If the state of Washington decides to default on $2.25 billion in bonds sold to finance two nuclear power plants, analysts say, shock waves would rumble through the whole municipal bond market. The assumptions of safe investing that market rests on would be shaken.
Northwest lawmakers, utility officials, and even New York bankers have been searching for a way out since late fall, when it became clear that the Washington Public Power Supply System (WPPSS) might default on the bonds. One possibility, just proposed by a group of Washington public utilities, is for the state to create a Municipal Refinancing Authority that would sidestep default by issuing $680 in new bonds on behalf of the public utilities who are responsible for the enormous debt.
Here's what happened:
The mid-1970s were a boom time in the Northwest, with experts forecasting nothing but the cheeriest of economic futures. Then Gov. Daniel Evans approved the building of five nuclear power plants at once.
At the time, the Northwest was riding a 7 percent growth rate. ''If growth like that continued, we would have doubled our electric power needs in 10 years, '' says Mr. Evans.
The first three plants were backed by the federal Bonneville Power Administration and some private utilities. But the two now-abandoned plants were backed by 88 public utilities in the Northwest.
No one has decided yet who will directly pay the bill, or whether it will even be paid. One court trial is under way to decide whether those utilities that signed agreements to build the five plants are responsible for the debt. Some claim WPPSS misrepresented its ability to build and finance the projects, so the utilities claim they should not have to pay for WPPSS' mistakes.
''The potential for default is having more of an effect than anything,'' says municipal bond analyst Chuck Silverstein of New York's Prescott, Ball & Turben.

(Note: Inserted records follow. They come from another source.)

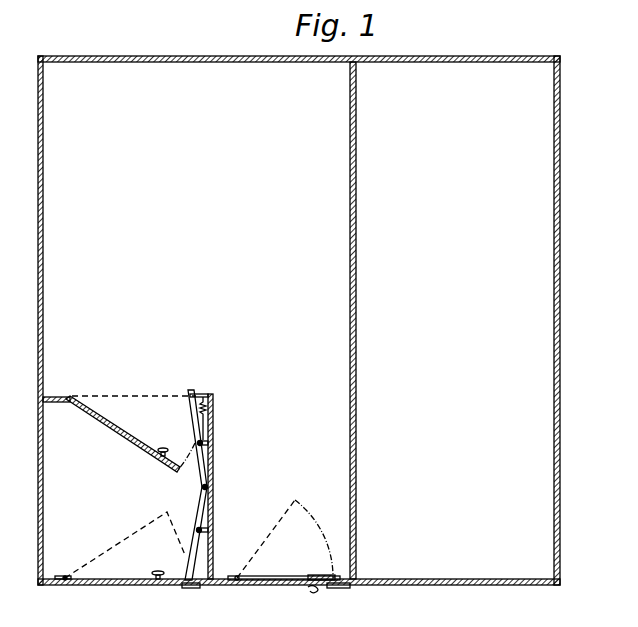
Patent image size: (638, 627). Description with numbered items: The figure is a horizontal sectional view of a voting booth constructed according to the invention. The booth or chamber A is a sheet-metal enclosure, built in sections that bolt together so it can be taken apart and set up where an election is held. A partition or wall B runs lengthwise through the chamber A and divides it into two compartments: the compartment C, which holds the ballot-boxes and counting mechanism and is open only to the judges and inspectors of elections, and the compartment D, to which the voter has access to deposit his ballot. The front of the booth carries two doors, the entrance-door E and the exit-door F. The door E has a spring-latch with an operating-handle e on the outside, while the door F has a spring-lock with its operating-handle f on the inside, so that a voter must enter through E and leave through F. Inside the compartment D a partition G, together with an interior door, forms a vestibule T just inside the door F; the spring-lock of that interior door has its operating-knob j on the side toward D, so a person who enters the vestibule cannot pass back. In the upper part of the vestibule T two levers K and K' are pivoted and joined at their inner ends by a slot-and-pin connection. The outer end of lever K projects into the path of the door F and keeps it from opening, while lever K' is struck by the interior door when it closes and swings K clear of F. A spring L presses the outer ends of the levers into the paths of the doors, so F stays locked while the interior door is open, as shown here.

The booth or chamber A is at (311, 320).
The partition or wall B is at (357, 270).
The compartment C is at (455, 320).
The compartment D is at (196, 320).
The vestibule T is at (125, 489).
The exit-door F is at (128, 585).
The partition G is at (214, 422).
The lever K is at (119, 434).
The lever K' is at (185, 485).
The spring L is at (212, 406).
The operating-knob j is at (162, 447).
The operating-handle f is at (157, 571).
The entrance-door E is at (277, 583).
The operating-handle e is at (315, 590).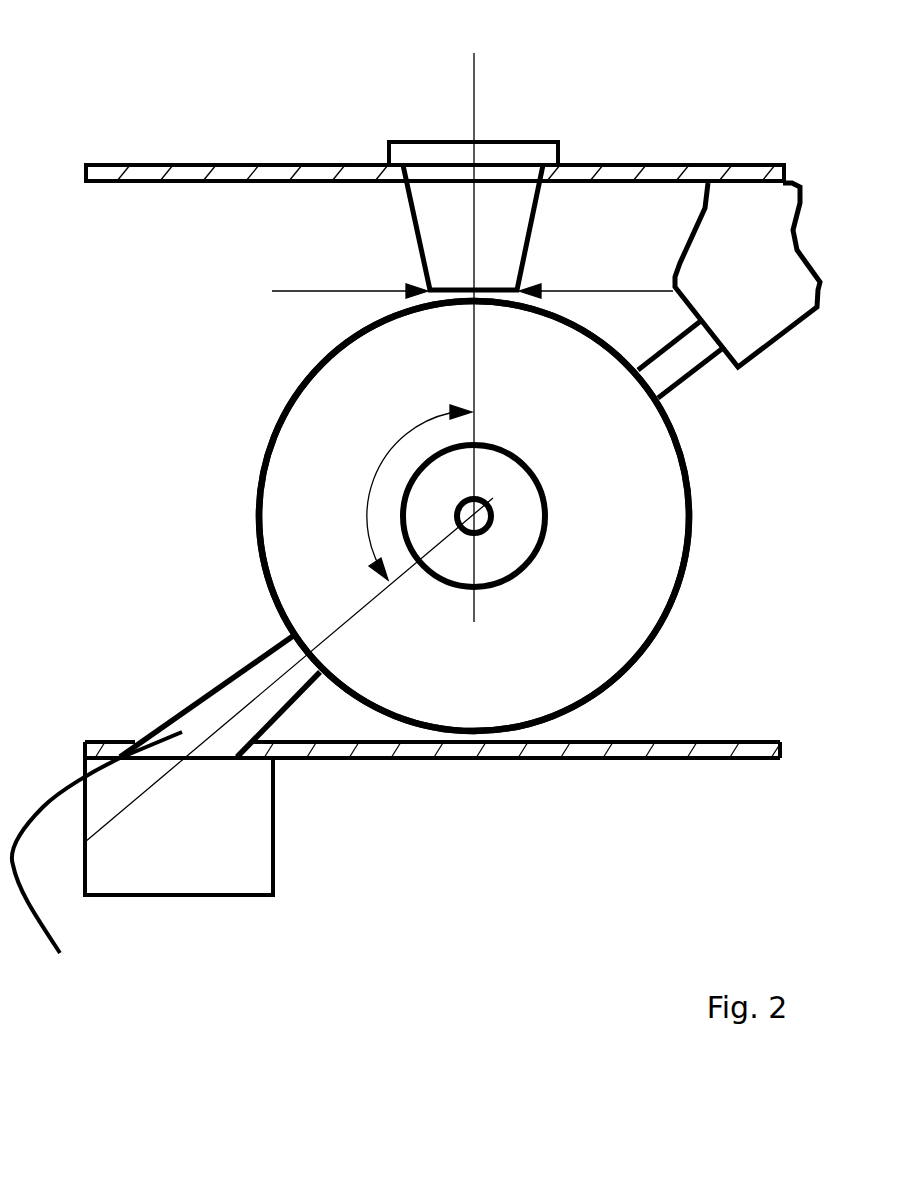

Shaking confidence in such municipal bonds in turn may make it more expensive for utilities and local governments in the Northwest to borrow money again.
Only a handful of the 88 public utilities have paid WPPSS the first installment payment due in January on the debt financed by the sale of bonds. But more than 20 percent of the utilities have paid into an escrow account that will be sprung loose only after the courts decide who is responsible for the debt.
The $2.25 billion error - which quickly balloons to $7 billion with interest payments added in - is not only due to alleged WPPSS mismanagement, inflation, construction delays, and a public souring on nuclear power. It's also, says Mr. Silverstein, a result of a troubled Northwest economy.
Evans says the chance for a federal bailout is ''unlikely,'' and the possibility of reviving and finishing the two abandoned plants even more remote.
The New York brokerage house of Drexel Burnham Lambert Inc. has warned clients that WPPSS will probably default sometime before July on the bonds sold to finance the two plants.
But Howard Sitzer, director of municipal bond research at Thomson McKinnon Securities, says he thinks ''most of the (utilities) will kick in their share'' and could salvage the situation.